So schloss etwa Viaero, der grösste regionale Anbieter in der Gegend, 2011 einen Vertrag mit Huawei ab. Der Konzern lieferte die Ausrüstung für die Umstellung auf 3G. Zehn Jahre später waren sämtliche Mobilfunkmasten von Viaero in fünf US-Bundesstaaten – es handelt sich um rund 1000 Masten –mit Technik des chinesischen Unternehmens ausgerüstet.
Im Einzugsbereich von Viaero befindet sich etwa die Malmstrom Air Force Base im US-Staat Montana. Es ist einer von drei Luftwaffenstützpunkten der USA, auf denen Einheiten des Air Force Global Strike Command stationiert sind, die strategische nukleare Interkontinentalraketen vom Typ Minuteman III betreiben. Ein weiterer solcher Stützpunkt ist die F. E. Warren Air Force Base im US-Staat Wyoming, die sich im Abdeckungsbereich von Union Wireless befindet. Auch dieser Provider nutzt Huawei-Ausrüstung.

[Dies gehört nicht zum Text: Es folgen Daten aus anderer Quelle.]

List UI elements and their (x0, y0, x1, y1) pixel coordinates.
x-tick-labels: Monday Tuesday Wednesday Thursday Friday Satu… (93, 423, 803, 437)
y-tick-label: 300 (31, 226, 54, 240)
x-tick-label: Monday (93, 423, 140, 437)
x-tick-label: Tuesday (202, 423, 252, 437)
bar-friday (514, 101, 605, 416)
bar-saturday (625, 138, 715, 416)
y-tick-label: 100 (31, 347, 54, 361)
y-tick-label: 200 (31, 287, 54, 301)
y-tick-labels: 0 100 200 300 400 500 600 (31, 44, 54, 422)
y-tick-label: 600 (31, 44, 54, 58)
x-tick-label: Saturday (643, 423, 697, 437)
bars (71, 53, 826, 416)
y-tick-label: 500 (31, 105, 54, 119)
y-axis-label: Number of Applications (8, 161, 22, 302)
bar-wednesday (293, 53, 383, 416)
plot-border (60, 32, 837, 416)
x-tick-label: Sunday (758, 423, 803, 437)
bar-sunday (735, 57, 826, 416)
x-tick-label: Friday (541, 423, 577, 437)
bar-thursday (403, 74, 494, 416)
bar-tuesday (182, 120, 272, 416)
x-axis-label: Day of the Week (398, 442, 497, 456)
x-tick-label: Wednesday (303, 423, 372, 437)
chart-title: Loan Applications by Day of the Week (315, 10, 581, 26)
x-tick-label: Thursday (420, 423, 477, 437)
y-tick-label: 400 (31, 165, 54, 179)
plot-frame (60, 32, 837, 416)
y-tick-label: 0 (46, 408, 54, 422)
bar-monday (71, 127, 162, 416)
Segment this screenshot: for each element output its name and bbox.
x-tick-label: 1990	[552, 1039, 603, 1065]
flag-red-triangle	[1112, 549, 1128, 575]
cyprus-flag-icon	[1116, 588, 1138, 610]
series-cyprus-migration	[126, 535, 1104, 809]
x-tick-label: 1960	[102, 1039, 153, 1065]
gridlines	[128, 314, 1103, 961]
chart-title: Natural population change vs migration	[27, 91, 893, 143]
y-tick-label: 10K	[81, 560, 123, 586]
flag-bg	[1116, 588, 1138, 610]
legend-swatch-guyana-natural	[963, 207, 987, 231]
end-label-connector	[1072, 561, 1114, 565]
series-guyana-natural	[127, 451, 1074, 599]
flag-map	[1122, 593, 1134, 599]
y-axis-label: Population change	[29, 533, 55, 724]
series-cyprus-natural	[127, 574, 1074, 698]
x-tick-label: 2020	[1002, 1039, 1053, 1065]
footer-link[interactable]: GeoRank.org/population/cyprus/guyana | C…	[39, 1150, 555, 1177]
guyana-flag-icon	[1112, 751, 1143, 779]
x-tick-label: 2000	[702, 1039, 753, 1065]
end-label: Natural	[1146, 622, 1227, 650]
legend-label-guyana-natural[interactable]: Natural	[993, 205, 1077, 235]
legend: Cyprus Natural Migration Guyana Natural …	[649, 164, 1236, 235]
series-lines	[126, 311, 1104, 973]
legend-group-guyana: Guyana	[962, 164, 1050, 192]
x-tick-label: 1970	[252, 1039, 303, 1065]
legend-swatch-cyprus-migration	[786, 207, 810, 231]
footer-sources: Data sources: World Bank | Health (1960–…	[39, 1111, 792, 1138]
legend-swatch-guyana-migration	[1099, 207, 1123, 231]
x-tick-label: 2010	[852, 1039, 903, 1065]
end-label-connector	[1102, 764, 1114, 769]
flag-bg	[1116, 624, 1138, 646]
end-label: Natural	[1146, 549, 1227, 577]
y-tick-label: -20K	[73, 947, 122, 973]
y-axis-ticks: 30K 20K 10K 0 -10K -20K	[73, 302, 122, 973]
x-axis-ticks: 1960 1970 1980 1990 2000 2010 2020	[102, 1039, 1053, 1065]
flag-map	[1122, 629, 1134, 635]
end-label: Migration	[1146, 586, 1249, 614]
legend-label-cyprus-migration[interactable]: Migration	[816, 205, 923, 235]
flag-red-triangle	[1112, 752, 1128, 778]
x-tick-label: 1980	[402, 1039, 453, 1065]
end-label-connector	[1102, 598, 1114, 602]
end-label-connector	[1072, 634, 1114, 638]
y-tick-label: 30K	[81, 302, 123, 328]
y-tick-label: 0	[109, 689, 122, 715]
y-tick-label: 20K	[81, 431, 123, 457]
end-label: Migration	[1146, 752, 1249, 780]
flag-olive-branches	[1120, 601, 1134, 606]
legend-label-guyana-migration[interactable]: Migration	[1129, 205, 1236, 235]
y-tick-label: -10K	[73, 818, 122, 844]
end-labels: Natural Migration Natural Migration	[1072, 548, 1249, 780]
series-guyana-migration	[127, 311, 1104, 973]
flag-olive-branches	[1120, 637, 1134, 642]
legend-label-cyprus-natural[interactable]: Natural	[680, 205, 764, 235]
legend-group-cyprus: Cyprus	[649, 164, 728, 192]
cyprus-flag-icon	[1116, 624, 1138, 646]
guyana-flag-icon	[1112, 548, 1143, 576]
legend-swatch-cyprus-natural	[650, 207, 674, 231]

Nachdem die Ermittler ihre beunruhigenden Erkenntnisse 2019 dem Weissen Haus mitgeteilt hatten, ordnete die FCC an, dass jene Telekommunikationsanbieter, die wie etwa Viaero staatliche Subventionen für die Mobilfunk-Versorgung abgelegener Gebiete erhalten, ihre Huawei-Geräte entfernen und ersetzen müssen («Rip and Replace Program»). 2020 wurden für die Erstattung der Kosten dieses Umbaus 1,9 Milliarden Dollar veranschlagt.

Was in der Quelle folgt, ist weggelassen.